Near Pleneau Island, we come upon an area known as Iceberg Alley. The aquamarine ice below the surface spreads into the cracks and fissures of floes and bergs, spires soar toward the sky. One iceberg is an enormous block of quartz, another is set in angel’s wings. Some surfaces are etched like someone began sculpting a frieze but left before a clear image emerged. Others are polished, wind and water having done their handiwork.
At one point, we turn into an alcove, finding ourselves in the hollow of a berg, a cul-de-sac of sparkling blue and walls of ice of varying shapes. “It changes every time you come,” says Juan Preller, a Zodiac driver. “Next week it will all be different.”

About ten years ago, an American couple became the first to endure winter in Iceberg Alley. They lived in 24-hour darkness, broken only by the Aurora Australis, the Southern lights. They weren’t the first who tried and the risk, apart from running out of supplies, is that freezing ice will crush your boat. There is a kind of mania people have, to accomplish such things in Antarctica.
“An Antarctic expedition, is the worst way to have the time of your life,” wrote Cherry Apsley-Garrard in his classic memoir, The Worst Journey in the World. Part of a small team of scientists who went to study penguin eggs, he describes the bitter cold, the extreme effort of moving, of letting a sleeping bag thaw until it was soft, which is to say liquefied enough to climb in. It’s a genre of literature that leaves you feeling a lesser person.
A lot happens in fleeting moments in Antarctica. In one strait, a pod of whales appeared, blowing spouts under the water to create a net of bubbles in which to trap a meal of krill. The horseshoe inlet at Deception Island, a live volcano, is half-frozen and our ship bursts through ice, splitting open a lane of water. It’s an incredibly satisfying feeling.
“Why is he breaking ice when there is open water right there?” someone asks.
“Possibly,” I answer, “because he can.”
Something also happens to your sense of time, it compresses like blue ice crystals, then falls away like a calving glacier. Without the interstices of darkness, day falls into night, which you only notice when someone says, “Is it midnight already?”
You realise, almost surprised, that days have passed en masse. It seems awfully sudden, a misfortune even, when it’s time to leave.

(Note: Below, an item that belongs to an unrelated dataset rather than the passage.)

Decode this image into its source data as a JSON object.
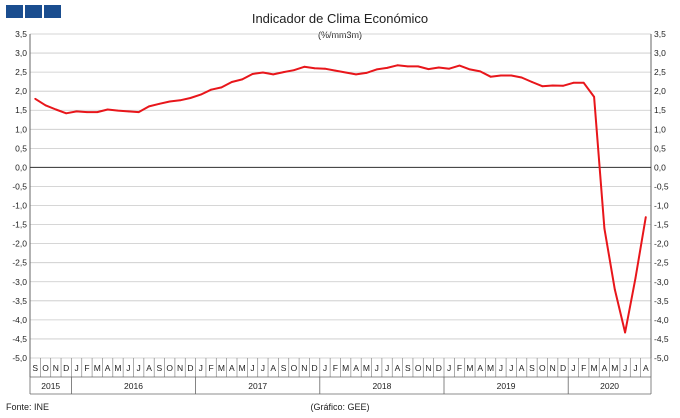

Our last night had everyone in a festive spirit, a sort of eat, drink and be merry, for tomorrow, we shall suffer in the Drake Passage again. After all the revelry, if you closed your eyes and listened carefully, you could hear the crinkling of Dramamine tablets being ejected from the packaging.
The Drake gave us a free pass, with storm systems moving in from either side and the lull between them allowing us to barrel through at a considerable average speed of 11 knots. We returned so far ahead of schedule that the captain detoured to let us see Cape Horn.
By 6:00 a.m. we were at the southernmost tip of South America and had a silhouetted view of the Cape’s dark peaks. Clouds hung low, like curtains pulled not quite all the way down. Here, the nip in the air is bracing but not at all Antarctic.
Soon enough, we entered the Beagle Channel and the world resumed its familiar dimensions. There was traffic from other boats and eventually, the houses and buildings of the port came into view.
After all that liberating isolation, this felt like waking up to reality after the happiest of dreams.